Study Rationale: Our new MJFR14-proximity ligation assay (PLA) technique has demonstrated an ability to detect disease-associated aggregates of alpha-synuclein in brain tissue previously considered unaffected by abnormalities associated to Parkinson’s disease. We want to test if this novel technique can be used as a disease biomarker in patients using blood and skin samples. If successful, this could be used to quantify treatment responses in clinical trials.
Hypothesis: We want to test if MJFR14-PLA positive signals are present in skin biopsies, blood cells and extracellular vesicles isolated from blood of patients with Parkinson’s disease.
Study Design: The optimization and validation phase will test different MJFR14-PLA formats on patient skin biopsies, blood cells and total and neuron-derived extracellular vesicles from blood. A PLA format targeting soluble alpha-synuclein aggregates will also be developed. The validation will be performed on skin biopsy cohorts from Parkinson’s disease, dementia with Lewy bodies (DLB) and controls, as well as blood-based samples from DLB and control patients. Upon successful validation, the sensitivity and specificity will be tested in the established S4 cohort for skin samples and blood from a DLB and REM Sleep Behavior Disorder cohort. This will determine if the assays are ready for clinical studies.

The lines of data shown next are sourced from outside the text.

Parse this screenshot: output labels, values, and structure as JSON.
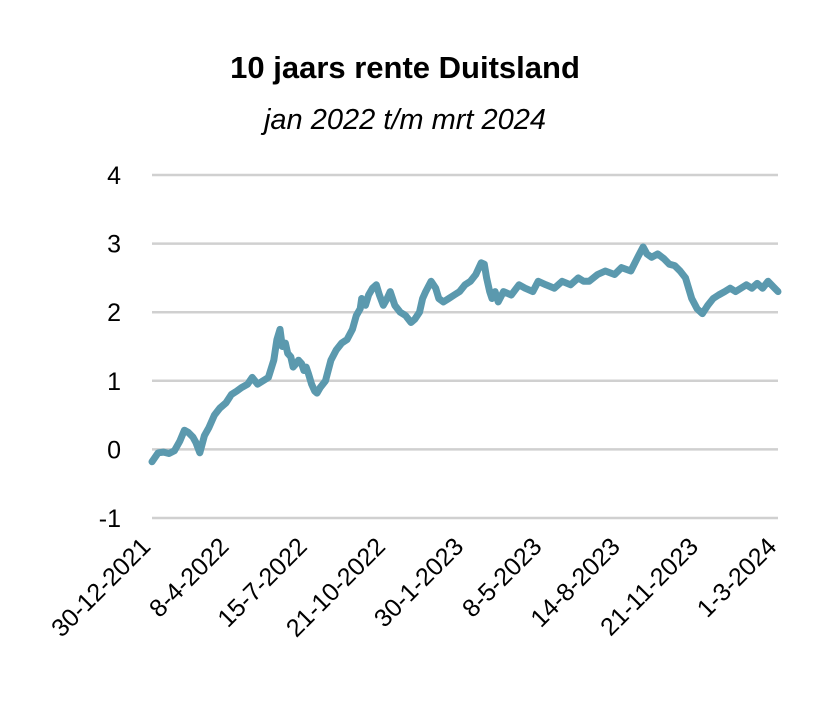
{
  "chart_data": {
    "type": "line",
    "title": "10 jaars rente Duitsland",
    "subtitle": "jan 2022 t/m mrt 2024",
    "xlabel": "",
    "ylabel": "",
    "ylim": [
      -1,
      4
    ],
    "yticks": [
      "4",
      "3",
      "2",
      "1",
      "0",
      "-1"
    ],
    "grid": true,
    "legend": "none",
    "line_color": "#5b99ae",
    "grid_color": "#d0d0d0",
    "xlim": [
      "2021-12-30",
      "2024-03-21"
    ],
    "xticks": [
      "30-12-2021",
      "8-4-2022",
      "15-7-2022",
      "21-10-2022",
      "30-1-2023",
      "8-5-2023",
      "14-8-2023",
      "21-11-2023",
      "1-3-2024"
    ],
    "series": [
      {
        "x": [
          "2021-12-30",
          "2022-01-07",
          "2022-01-14",
          "2022-01-21",
          "2022-01-28",
          "2022-02-04",
          "2022-02-10",
          "2022-02-15",
          "2022-02-21",
          "2022-02-25",
          "2022-03-02",
          "2022-03-04",
          "2022-03-08",
          "2022-03-14",
          "2022-03-21",
          "2022-03-28",
          "2022-04-05",
          "2022-04-12",
          "2022-04-19",
          "2022-04-25",
          "2022-05-03",
          "2022-05-09",
          "2022-05-16",
          "2022-05-23",
          "2022-05-30",
          "2022-06-06",
          "2022-06-10",
          "2022-06-14",
          "2022-06-17",
          "2022-06-21",
          "2022-06-24",
          "2022-06-28",
          "2022-07-01",
          "2022-07-05",
          "2022-07-08",
          "2022-07-12",
          "2022-07-15",
          "2022-07-18",
          "2022-07-21",
          "2022-07-25",
          "2022-07-29",
          "2022-08-01",
          "2022-08-05",
          "2022-08-12",
          "2022-08-19",
          "2022-08-26",
          "2022-09-02",
          "2022-09-09",
          "2022-09-16",
          "2022-09-21",
          "2022-09-26",
          "2022-09-28",
          "2022-10-03",
          "2022-10-07",
          "2022-10-12",
          "2022-10-17",
          "2022-10-21",
          "2022-10-26",
          "2022-10-31",
          "2022-11-04",
          "2022-11-10",
          "2022-11-17",
          "2022-11-24",
          "2022-12-01",
          "2022-12-06",
          "2022-12-12",
          "2022-12-16",
          "2022-12-20",
          "2022-12-27",
          "2023-01-02",
          "2023-01-06",
          "2023-01-12",
          "2023-01-19",
          "2023-01-26",
          "2023-02-02",
          "2023-02-09",
          "2023-02-16",
          "2023-02-23",
          "2023-03-02",
          "2023-03-06",
          "2023-03-09",
          "2023-03-13",
          "2023-03-16",
          "2023-03-20",
          "2023-03-24",
          "2023-03-31",
          "2023-04-10",
          "2023-04-20",
          "2023-04-28",
          "2023-05-08",
          "2023-05-15",
          "2023-05-25",
          "2023-06-05",
          "2023-06-15",
          "2023-06-26",
          "2023-07-06",
          "2023-07-13",
          "2023-07-20",
          "2023-07-31",
          "2023-08-10",
          "2023-08-22",
          "2023-08-31",
          "2023-09-12",
          "2023-09-21",
          "2023-09-28",
          "2023-10-03",
          "2023-10-09",
          "2023-10-17",
          "2023-10-25",
          "2023-11-01",
          "2023-11-08",
          "2023-11-15",
          "2023-11-22",
          "2023-11-30",
          "2023-12-07",
          "2023-12-14",
          "2023-12-21",
          "2023-12-28",
          "2024-01-04",
          "2024-01-12",
          "2024-01-19",
          "2024-01-26",
          "2024-02-02",
          "2024-02-09",
          "2024-02-16",
          "2024-02-23",
          "2024-03-01",
          "2024-03-08",
          "2024-03-14",
          "2024-03-21"
        ],
        "y": [
          -0.18,
          -0.05,
          -0.04,
          -0.06,
          -0.02,
          0.12,
          0.28,
          0.25,
          0.18,
          0.1,
          -0.05,
          0.03,
          0.2,
          0.32,
          0.5,
          0.6,
          0.68,
          0.8,
          0.85,
          0.9,
          0.95,
          1.05,
          0.95,
          1.0,
          1.05,
          1.3,
          1.6,
          1.75,
          1.5,
          1.55,
          1.4,
          1.35,
          1.2,
          1.25,
          1.3,
          1.25,
          1.15,
          1.2,
          1.1,
          0.95,
          0.85,
          0.82,
          0.9,
          1.0,
          1.3,
          1.45,
          1.55,
          1.6,
          1.75,
          1.95,
          2.05,
          2.2,
          2.1,
          2.25,
          2.35,
          2.4,
          2.25,
          2.1,
          2.2,
          2.3,
          2.1,
          2.0,
          1.95,
          1.85,
          1.9,
          2.0,
          2.2,
          2.3,
          2.45,
          2.35,
          2.2,
          2.15,
          2.2,
          2.25,
          2.3,
          2.4,
          2.45,
          2.55,
          2.72,
          2.7,
          2.5,
          2.3,
          2.2,
          2.3,
          2.15,
          2.3,
          2.25,
          2.4,
          2.35,
          2.3,
          2.45,
          2.4,
          2.35,
          2.45,
          2.4,
          2.5,
          2.45,
          2.45,
          2.55,
          2.6,
          2.55,
          2.65,
          2.6,
          2.8,
          2.95,
          2.85,
          2.8,
          2.85,
          2.78,
          2.7,
          2.68,
          2.6,
          2.5,
          2.2,
          2.05,
          1.98,
          2.1,
          2.2,
          2.25,
          2.3,
          2.35,
          2.3,
          2.35,
          2.4,
          2.35,
          2.42,
          2.35,
          2.45,
          2.38,
          2.3
        ]
      }
    ]
  }
}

Impact on Diagnosis/Treatment of Parkinson’s disease: Aggregation of alpha-synuclein plays a pivotal role in Parkinson’s disease and is the target for multiple therapies being tested in clinical trials. A successful outcome of this project will facilitate studies of treatment responses in patients by allowing consecutive samples to be analyzed from the patient during the treatment.
Next Steps for Development: The next step will be to make optimized protocols and facilitate generation of test kits that can be distributed to investigators in the clinic and pharma.